Heck, I already had one buyer, whether I liked it or not.
“You’re going to save me at least one song, right?” Aaron finally lifted his eyes as I finished with my laces and pressed my knees tightly together.
“Won’t Dana kill you?” I smiled, doing my best to be friendly, though I really wanted to tell him to give me my backpack and scram. “I mean, you’re the only boy for sale.
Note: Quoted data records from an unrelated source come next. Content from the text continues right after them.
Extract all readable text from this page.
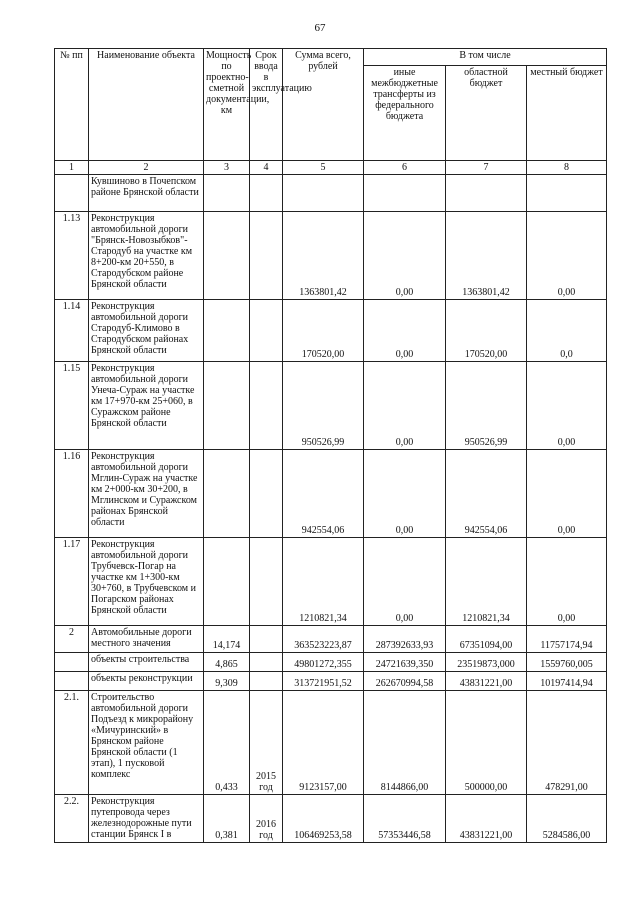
67
№ пп	Наименование объекта	Мощность по проектно-сметной документации, км	Срок ввода в эксплуатацию	Сумма всего, рублей	В том числе		
					иные межбюджетные трансферты из федерального бюджета	областной бюджет	местный бюджет
1	2	3	4	5	6	7	8
	Кувшиново в Почепском районе Брянской области						
1.13	Реконструкция автомобильной дороги "Брянск-Новозыбков"-Стародуб на участке км 8+200-км 20+550, в Стародубском районе Брянской области			1363801,42	0,00	1363801,42	0,00
1.14	Реконструкция автомобильной дороги Стародуб-Климово в Стародубском районах Брянской области			170520,00	0,00	170520,00	0,0
1.15	Реконструкция автомобильной дороги Унеча-Сураж на участке км 17+970-км 25+060, в Суражском районе Брянской области			950526,99	0,00	950526,99	0,00
1.16	Реконструкция автомобильной дороги Мглин-Сураж на участке км 2+000-км 30+200, в Мглинском и Суражском районах Брянской области			942554,06	0,00	942554,06	0,00
1.17	Реконструкция автомобильной дороги Трубчевск-Погар на участке км 1+300-км 30+760, в Трубчевском и Погарском районах Брянской области			1210821,34	0,00	1210821,34	0,00
2	Автомобильные дороги местного значения	14,174		363523223,87	287392633,93	67351094,00	11757174,94
	объекты строительства	4,865		49801272,355	24721639,350	23519873,000	1559760,005
	объекты реконструкции	9,309		313721951,52	262670994,58	43831221,00	10197414,94
2.1.	Строительство автомобильной дороги Подъезд к микрорайону «Мичуринский» в Брянском районе Брянской области (1 этап), 1 пусковой комплекс	0,433	2015 год	9123157,00	8144866,00	500000,00	478291,00
2.2.	Реконструкция путепровода через железнодорожные пути станции Брянск I в	0,381	2016 год	106469253,58	57353446,58	43831221,00	5284586,00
I’m sure you’ll be in demand.”
And I was sure he would be. Girls were already roaming around, shooting Aaron “yummy, I want” looks even though it would be at least thirty minutes until the DJ arrived to start spinning the tracks for our little soiree. Hopefully Aaron would find one or two who enjoyed his inappropriate touchy-feelyness and they would all live happily ever after, making certain he never touched me again.
But for now, I gritted my teeth and tried to smile when his hand landed on my knee. “I don’t care what she says. It’s just one skate.”
“Okay, sure. Sounds good.” I vaulted to a standing position before his fingers could creep any closer to the hem of my skirt. “But until then I’d love to look at those records. You said you brought my bag?”
“Yeah, I looked all over school for you this afternoon but couldn’t find you anywhere. Guess you were hiding from me, huh?” he asked, with a weird giggle.
“Nope, just busy.” I smiled, determined not to give Aaron the “you are a creepy stalker leave me alone” talk until after I retrieved my backpack. “But you have it now?”